6. There are 25 sobhana cetasika (beautiful mental factors) that appear only in kusala citta. Out of those, 19 of them appear in each and every kusala citta, and thus are called beautiful universals:

  • Saddhā (faith);  sati (moral mindfulness) can become Sammā Sati; hiri (shame of wrong); ottappa (fear of wrong); alobha (absence of greed); adosa (absence of hate/anger, of which mettā or “loving-kindness” is a part); tatramajjhattatā (neutrality of mind, of which upekkhā is a part); kāyapassaddhi (tranquility of mental body); cittapassaddhi (tranquility of consciousness); kāyalahutā (lightness of mental body);  cittalahutā (lightness of consciousness); kāyamudutā (malleability of the mental body); cittamudutā (malleability of consciousness);  kāyakammaññatā (wieldiness of the mental body);  cittakammaññatā (wieldiness of consciousness); kāyapāguññatā (proficiency of mental body);  cittapāguññatā (proficiency of consciousness);  kāyujjukatā (rectitude of mental body);  cittujjukatā (rectitude of consciousness).

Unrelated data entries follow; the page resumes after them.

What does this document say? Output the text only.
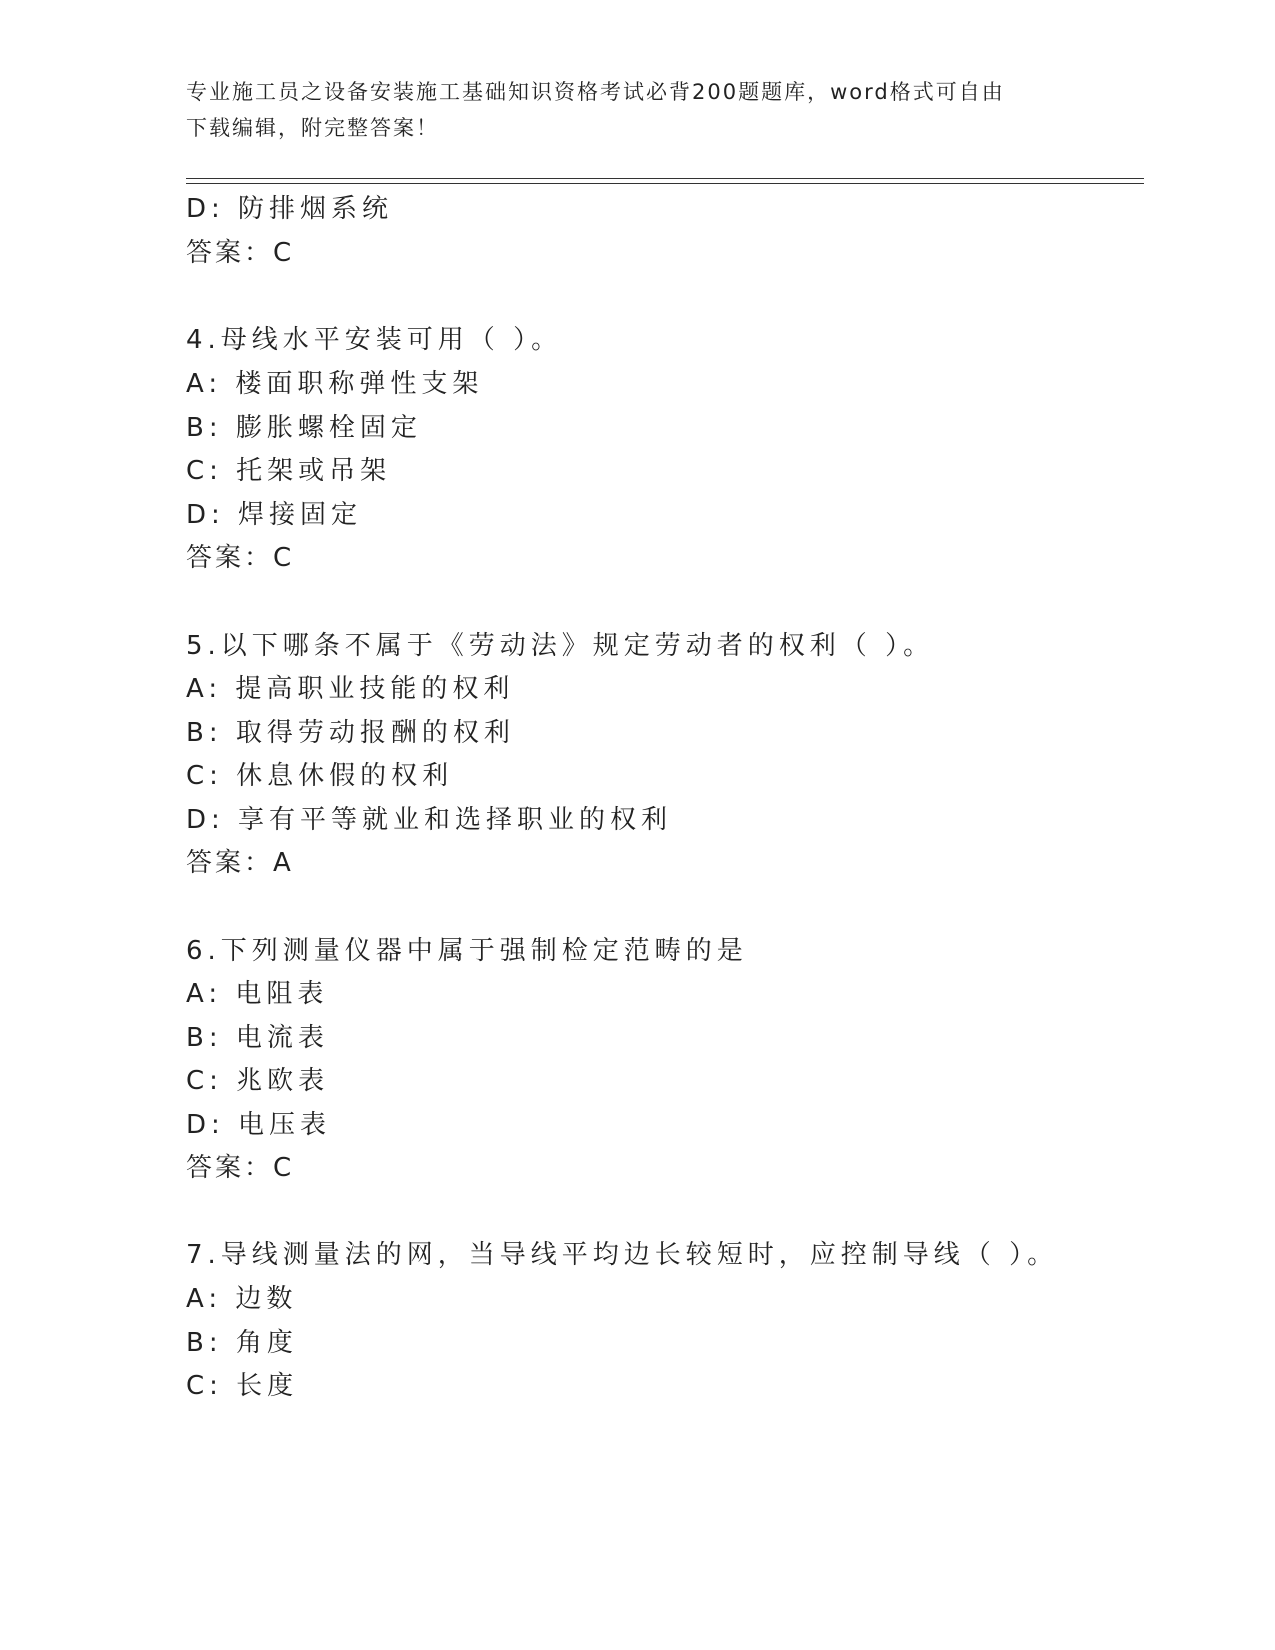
专业施工员之设备安装施工基础知识资格考试必背200题题库，word格式可自由
下载编辑，附完整答案！
D: 防排烟系统
答案：C
4.母线水平安装可用（ ）。
A: 楼面职称弹性支架
B: 膨胀螺栓固定
C: 托架或吊架
D: 焊接固定
答案：C
5.以下哪条不属于《劳动法》规定劳动者的权利（ ）。
A: 提高职业技能的权利
B: 取得劳动报酬的权利
C: 休息休假的权利
D: 享有平等就业和选择职业的权利
答案：A
6.下列测量仪器中属于强制检定范畴的是
A: 电阻表
B: 电流表
C: 兆欧表
D: 电压表
答案：C
7.导线测量法的网，当导线平均边长较短时，应控制导线（ ）。
A: 边数
B: 角度
C: 长度
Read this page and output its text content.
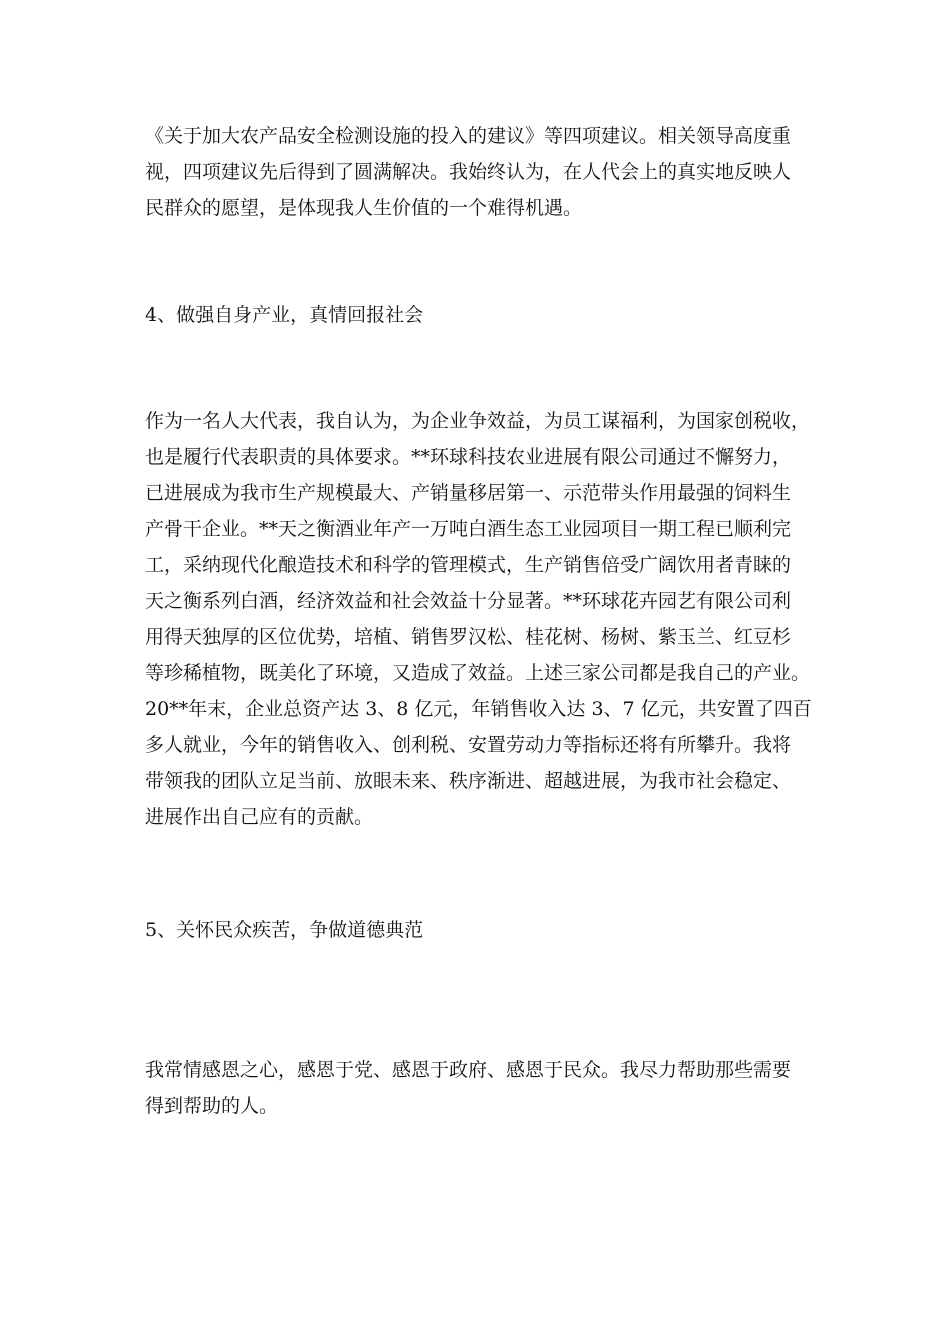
《关于加大农产品安全检测设施的投入的建议》等四项建议。相关领导高度重
视，四项建议先后得到了圆满解决。我始终认为，在人代会上的真实地反映人
民群众的愿望，是体现我人生价值的一个难得机遇。
4、做强自身产业，真情回报社会
作为一名人大代表，我自认为，为企业争效益，为员工谋福利，为国家创税收，
也是履行代表职责的具体要求。**环球科技农业进展有限公司通过不懈努力，
已进展成为我市生产规模最大、产销量移居第一、示范带头作用最强的饲料生
产骨干企业。**天之衡酒业年产一万吨白酒生态工业园项目一期工程已顺利完
工，采纳现代化酿造技术和科学的管理模式，生产销售倍受广阔饮用者青睐的
天之衡系列白酒，经济效益和社会效益十分显著。**环球花卉园艺有限公司利
用得天独厚的区位优势，培植、销售罗汉松、桂花树、杨树、紫玉兰、红豆杉
等珍稀植物，既美化了环境，又造成了效益。上述三家公司都是我自己的产业。
20**年末，企业总资产达 3、8 亿元，年销售收入达 3、7 亿元，共安置了四百
多人就业，今年的销售收入、创利税、安置劳动力等指标还将有所攀升。我将
带领我的团队立足当前、放眼未来、秩序渐进、超越进展，为我市社会稳定、
进展作出自己应有的贡献。
5、关怀民众疾苦，争做道德典范
我常情感恩之心，感恩于党、感恩于政府、感恩于民众。我尽力帮助那些需要
得到帮助的人。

The other 6 are occasionals that appear in only particular types of kusala citta:

  • There are three abstinences: Sammā Vācā (right speech);  Sammā Kammanata (right action);  Sammā Ājiva (right livelihood).
  • Two Illimitables (limit-less): karunā (compassion);  muditā (appreciative joy; joy at other’s moral success).
  • Paññā or paññindriya (wisdom or wisdom faculty). Sammā Diṭṭhi leads to paññā.

7. Mental factors in the Noble Eightfold Path are highlighted in blue.

8. Immoral roots are highlighted in red. Moral roots are highlighted in purple.

9. As a rule, sobhana and asobhana cetasika CANNOT appear together in a given citta.